As most of you have probably discovered for yourselves, the magic of Marcus’s book is in the slow but steady construction of a new/old world–it is/isn’t us, we are/aren’t the “members” in Marcus’s text. Right away the book was familiar, as it will be to anyone who’s studied anthropology, myth, religion, ritual, or history. It’s a guidebook to a civilization, with motifs and terms and testimonies. At first, it was just a bit of a slog because of course it reads nonsensically; but very shortly–after just one or two motif descriptions–the wording was so perfect, the constructs so precise and careful that I absolutely started to believe this world. I didn’t quite know what I was believing, but I believed in it just the same. It was kind of like being a very small child; you understand little of the world around you, but you never doubt its existence. And like a child, when I read Marcus’s book I began to catch small truths, then large truths, emotions that I recognized, that rang true underneath the names given to banal objects.
If you’ve studied much history at all you know that religion eventually becomes myth, and myth becomes folktale or legend. This is true for all societies and civilizations, everywhere. So it the smaller pieces of Wire and String read like folktale, the larger pieces like myth. The religion, the world, we know to be a primitive one–or do we? How easy to see the realness, the need for worship, of a Thompson or a bird or a Perkins or–especially–a Father. As I read further, I was drawn in deeper to this world like a looking glass placed against ours, topsy-turvy and frightening but also somehow ours, somehow real, somehow the only real. The inverted glass in the inverted glass.
The writing is brilliant, and often funny. “The Food Costumes of Montana,” for example, was one of my favorite funnier chapters. But just as you’re sucked into the craft and phrasing, the wordplay and games, you come across a definition like this one:
WESTERN WORSHIP BOXES The smallest structures, designed to fit precisely one body. They are rough-walled and dank, wooden and finely trimmed–the only areas of devotion.
No mistaking the despair or futility there. The recognition of death and the only final place to be complete and completely loved.To worship at one’s self, forever. Ouch.
The family relationships are also recognizable and poignant, particularly the relationship between father and son. The father in Wire and String is a changing, vast concept: leader, patriarch, disciplinarian, playmate, disappointment, cruel fiend, taskmaster, beloved. I found, though, the most aching sadness in the relationships between brothers, echoed over and over again throughout the pieces, often opposed, absent and present, partly present (one leg left over from the dead brother) or present but a premonition of absence keenly felt.

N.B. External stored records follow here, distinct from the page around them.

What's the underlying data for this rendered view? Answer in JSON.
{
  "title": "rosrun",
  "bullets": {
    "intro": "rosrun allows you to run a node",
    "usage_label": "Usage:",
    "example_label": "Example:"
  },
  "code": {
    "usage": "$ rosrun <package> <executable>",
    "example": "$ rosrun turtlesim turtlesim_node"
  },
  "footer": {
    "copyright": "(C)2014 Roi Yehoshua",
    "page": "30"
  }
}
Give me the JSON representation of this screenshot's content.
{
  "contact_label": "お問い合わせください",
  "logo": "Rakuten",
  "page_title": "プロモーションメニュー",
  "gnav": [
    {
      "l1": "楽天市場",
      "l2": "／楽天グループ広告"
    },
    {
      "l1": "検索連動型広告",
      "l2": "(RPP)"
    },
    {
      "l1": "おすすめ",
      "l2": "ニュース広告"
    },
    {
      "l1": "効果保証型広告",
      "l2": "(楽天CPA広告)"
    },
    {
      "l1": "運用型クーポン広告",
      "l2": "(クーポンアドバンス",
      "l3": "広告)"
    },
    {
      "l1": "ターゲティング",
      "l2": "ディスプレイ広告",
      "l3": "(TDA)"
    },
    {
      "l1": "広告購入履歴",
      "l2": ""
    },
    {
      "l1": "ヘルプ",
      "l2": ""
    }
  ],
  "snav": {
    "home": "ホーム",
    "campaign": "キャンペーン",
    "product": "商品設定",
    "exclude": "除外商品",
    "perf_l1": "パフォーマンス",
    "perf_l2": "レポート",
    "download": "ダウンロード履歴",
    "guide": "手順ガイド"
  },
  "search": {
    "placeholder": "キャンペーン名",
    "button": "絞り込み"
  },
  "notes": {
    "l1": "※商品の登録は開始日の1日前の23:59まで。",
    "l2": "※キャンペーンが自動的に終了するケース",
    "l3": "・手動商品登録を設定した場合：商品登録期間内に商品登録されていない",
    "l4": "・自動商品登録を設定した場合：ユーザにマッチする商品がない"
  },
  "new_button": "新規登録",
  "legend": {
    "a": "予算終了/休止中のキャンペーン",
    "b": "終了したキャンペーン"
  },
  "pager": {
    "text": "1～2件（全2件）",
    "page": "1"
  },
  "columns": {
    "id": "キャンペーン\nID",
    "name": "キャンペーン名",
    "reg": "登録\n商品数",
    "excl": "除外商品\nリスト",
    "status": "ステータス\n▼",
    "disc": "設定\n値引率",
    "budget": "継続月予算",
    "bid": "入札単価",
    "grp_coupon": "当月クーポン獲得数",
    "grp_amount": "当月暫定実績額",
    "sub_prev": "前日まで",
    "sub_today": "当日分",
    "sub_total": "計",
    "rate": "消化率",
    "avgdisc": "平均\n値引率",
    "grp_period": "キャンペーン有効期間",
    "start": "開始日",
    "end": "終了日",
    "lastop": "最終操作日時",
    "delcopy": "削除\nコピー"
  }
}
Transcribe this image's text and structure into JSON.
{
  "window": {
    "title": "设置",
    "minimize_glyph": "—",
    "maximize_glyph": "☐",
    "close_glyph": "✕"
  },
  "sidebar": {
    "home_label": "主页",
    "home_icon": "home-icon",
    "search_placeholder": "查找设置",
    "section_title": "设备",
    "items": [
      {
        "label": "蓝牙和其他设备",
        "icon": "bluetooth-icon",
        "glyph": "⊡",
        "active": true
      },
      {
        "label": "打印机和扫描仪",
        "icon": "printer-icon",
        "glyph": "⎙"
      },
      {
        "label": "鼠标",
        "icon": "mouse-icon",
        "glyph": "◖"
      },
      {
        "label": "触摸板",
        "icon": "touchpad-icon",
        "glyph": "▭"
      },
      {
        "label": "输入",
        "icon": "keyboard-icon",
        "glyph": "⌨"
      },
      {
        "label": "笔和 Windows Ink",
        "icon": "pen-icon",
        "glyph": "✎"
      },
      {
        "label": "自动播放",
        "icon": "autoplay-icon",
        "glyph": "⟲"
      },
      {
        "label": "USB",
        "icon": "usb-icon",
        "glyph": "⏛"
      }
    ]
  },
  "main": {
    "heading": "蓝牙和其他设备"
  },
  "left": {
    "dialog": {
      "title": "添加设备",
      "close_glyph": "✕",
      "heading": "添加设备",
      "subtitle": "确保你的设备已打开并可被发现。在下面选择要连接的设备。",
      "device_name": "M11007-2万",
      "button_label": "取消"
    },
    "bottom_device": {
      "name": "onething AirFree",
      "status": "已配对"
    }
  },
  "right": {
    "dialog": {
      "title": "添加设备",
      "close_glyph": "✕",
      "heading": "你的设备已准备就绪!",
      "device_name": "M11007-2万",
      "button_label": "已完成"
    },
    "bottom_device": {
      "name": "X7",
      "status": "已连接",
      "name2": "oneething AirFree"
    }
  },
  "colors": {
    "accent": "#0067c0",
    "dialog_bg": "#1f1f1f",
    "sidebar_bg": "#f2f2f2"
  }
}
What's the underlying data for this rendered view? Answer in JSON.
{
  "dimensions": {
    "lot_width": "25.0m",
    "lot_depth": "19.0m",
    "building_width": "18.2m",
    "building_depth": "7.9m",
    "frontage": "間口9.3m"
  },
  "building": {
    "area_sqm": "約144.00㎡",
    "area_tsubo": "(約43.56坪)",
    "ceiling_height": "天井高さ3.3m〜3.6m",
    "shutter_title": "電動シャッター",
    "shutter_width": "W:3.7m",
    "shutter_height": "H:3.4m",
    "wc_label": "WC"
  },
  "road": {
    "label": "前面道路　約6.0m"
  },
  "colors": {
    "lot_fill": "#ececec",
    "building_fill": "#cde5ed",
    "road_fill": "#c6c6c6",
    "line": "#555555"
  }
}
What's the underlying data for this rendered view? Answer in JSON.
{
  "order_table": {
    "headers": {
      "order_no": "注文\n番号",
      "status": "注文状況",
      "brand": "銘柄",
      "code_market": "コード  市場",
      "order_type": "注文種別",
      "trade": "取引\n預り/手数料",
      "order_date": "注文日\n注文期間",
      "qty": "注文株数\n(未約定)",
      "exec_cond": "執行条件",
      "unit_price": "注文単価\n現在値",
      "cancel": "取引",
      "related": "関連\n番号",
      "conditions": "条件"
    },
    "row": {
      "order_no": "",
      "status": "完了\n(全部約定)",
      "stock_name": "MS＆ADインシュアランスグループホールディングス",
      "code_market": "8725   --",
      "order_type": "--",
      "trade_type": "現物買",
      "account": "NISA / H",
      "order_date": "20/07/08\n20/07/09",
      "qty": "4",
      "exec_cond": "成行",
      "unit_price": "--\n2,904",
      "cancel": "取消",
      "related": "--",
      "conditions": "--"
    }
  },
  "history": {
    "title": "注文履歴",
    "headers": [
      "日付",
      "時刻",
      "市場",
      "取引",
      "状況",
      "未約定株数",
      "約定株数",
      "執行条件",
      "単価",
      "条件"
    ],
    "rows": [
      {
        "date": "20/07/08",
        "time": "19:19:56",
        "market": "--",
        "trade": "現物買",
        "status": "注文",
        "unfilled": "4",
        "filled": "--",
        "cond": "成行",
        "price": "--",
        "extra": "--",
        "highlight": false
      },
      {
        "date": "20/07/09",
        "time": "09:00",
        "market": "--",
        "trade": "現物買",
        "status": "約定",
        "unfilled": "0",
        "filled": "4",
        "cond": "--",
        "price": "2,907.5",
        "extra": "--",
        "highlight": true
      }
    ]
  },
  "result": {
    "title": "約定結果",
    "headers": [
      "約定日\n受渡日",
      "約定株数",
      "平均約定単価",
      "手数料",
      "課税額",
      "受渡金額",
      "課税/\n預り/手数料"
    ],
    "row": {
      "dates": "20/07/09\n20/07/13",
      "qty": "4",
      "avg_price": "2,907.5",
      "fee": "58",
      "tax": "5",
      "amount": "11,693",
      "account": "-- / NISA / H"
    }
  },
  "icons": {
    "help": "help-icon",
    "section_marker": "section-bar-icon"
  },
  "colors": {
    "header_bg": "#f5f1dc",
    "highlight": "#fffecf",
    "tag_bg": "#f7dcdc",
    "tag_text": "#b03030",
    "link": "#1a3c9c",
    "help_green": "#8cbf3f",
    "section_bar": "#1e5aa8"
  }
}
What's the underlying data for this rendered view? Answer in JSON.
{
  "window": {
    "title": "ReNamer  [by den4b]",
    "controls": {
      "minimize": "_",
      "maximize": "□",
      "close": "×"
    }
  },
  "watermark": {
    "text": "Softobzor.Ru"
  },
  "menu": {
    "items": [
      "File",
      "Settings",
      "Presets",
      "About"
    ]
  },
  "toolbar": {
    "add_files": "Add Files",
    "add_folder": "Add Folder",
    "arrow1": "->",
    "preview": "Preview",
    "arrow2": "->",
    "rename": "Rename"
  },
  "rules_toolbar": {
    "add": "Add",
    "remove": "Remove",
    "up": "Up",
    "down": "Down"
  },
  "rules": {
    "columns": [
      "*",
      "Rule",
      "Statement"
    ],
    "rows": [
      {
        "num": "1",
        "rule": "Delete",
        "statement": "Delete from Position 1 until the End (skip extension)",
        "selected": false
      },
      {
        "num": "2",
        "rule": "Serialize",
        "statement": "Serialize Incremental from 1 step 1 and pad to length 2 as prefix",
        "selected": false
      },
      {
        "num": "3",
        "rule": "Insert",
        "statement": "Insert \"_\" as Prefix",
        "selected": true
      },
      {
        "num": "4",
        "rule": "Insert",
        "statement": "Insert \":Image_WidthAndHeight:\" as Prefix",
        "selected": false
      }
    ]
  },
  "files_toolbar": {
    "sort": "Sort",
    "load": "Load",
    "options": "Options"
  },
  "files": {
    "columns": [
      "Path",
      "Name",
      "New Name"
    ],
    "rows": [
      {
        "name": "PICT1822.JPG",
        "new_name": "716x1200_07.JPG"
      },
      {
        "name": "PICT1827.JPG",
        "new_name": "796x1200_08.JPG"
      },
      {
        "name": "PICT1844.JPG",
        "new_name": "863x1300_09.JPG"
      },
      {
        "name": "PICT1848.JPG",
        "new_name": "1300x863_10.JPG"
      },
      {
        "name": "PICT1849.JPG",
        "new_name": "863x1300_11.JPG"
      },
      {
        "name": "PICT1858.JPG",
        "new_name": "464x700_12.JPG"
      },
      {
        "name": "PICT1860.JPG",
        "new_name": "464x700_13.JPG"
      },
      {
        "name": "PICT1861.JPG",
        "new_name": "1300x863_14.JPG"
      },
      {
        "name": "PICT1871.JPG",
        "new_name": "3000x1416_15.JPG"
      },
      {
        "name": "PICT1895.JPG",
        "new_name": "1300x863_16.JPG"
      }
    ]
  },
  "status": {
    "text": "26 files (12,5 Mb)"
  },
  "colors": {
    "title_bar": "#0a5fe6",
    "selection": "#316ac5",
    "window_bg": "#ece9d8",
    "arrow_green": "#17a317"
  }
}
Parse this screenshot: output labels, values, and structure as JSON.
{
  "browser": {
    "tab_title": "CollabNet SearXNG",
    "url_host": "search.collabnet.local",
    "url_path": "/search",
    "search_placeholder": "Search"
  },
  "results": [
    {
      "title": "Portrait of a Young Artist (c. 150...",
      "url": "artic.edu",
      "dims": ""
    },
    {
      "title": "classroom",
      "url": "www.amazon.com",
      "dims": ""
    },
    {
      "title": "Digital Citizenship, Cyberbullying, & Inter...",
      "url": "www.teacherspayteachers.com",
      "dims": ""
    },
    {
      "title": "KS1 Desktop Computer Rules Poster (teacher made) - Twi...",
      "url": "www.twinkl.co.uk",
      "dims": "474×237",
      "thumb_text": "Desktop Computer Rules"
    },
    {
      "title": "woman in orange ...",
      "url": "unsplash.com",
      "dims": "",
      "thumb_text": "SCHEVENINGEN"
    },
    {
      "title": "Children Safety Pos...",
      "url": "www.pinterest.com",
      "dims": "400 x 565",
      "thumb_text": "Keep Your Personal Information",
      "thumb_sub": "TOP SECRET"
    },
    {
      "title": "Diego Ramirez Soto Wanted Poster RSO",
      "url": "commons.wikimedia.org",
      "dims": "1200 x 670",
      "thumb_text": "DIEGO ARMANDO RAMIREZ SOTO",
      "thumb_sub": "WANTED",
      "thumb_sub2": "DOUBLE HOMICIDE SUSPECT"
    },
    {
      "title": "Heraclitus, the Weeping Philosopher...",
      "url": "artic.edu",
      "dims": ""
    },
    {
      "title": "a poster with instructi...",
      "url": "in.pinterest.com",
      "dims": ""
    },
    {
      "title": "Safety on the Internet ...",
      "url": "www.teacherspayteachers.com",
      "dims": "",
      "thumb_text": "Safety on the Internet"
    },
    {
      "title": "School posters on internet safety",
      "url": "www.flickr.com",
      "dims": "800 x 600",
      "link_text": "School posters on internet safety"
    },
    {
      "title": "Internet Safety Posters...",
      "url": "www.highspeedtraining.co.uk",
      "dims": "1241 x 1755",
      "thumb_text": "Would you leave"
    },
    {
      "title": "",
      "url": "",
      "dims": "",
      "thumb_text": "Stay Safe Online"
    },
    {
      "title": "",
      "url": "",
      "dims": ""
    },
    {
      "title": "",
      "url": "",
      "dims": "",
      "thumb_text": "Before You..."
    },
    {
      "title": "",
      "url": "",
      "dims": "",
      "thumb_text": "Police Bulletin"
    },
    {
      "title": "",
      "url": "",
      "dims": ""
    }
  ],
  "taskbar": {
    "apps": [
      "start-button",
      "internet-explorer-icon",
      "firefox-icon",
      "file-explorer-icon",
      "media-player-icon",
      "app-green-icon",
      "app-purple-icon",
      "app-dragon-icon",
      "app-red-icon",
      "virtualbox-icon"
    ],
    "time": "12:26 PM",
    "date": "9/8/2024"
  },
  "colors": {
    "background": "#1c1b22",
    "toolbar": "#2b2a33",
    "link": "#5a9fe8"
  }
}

Reading The Age of Wire and String was a transformative experience, and was so immensely helpful to my current project that I can’t possibly overstate the fact. Reading it was like dozing off while reading The Golden Bough, to find an equally strange yet entirely recognizable ritual taking place in the grove, in the space between dreaming and waking. The book really pushed, really encapsulated for me the exact spot where religion, myth, folktale–the stories of our past, of humanity–mix and merge and tell some fundamental truth about all men that has never faded, never dampened, never died. We have and always will make the stories and the structures, give our words and actions and loved ones meanings beyond their meanings because we must, because to stand armed with nothing and face just the blank end, the box, would be unbearable. So we build instead. And this book understands that better than maybe any other I’ve read.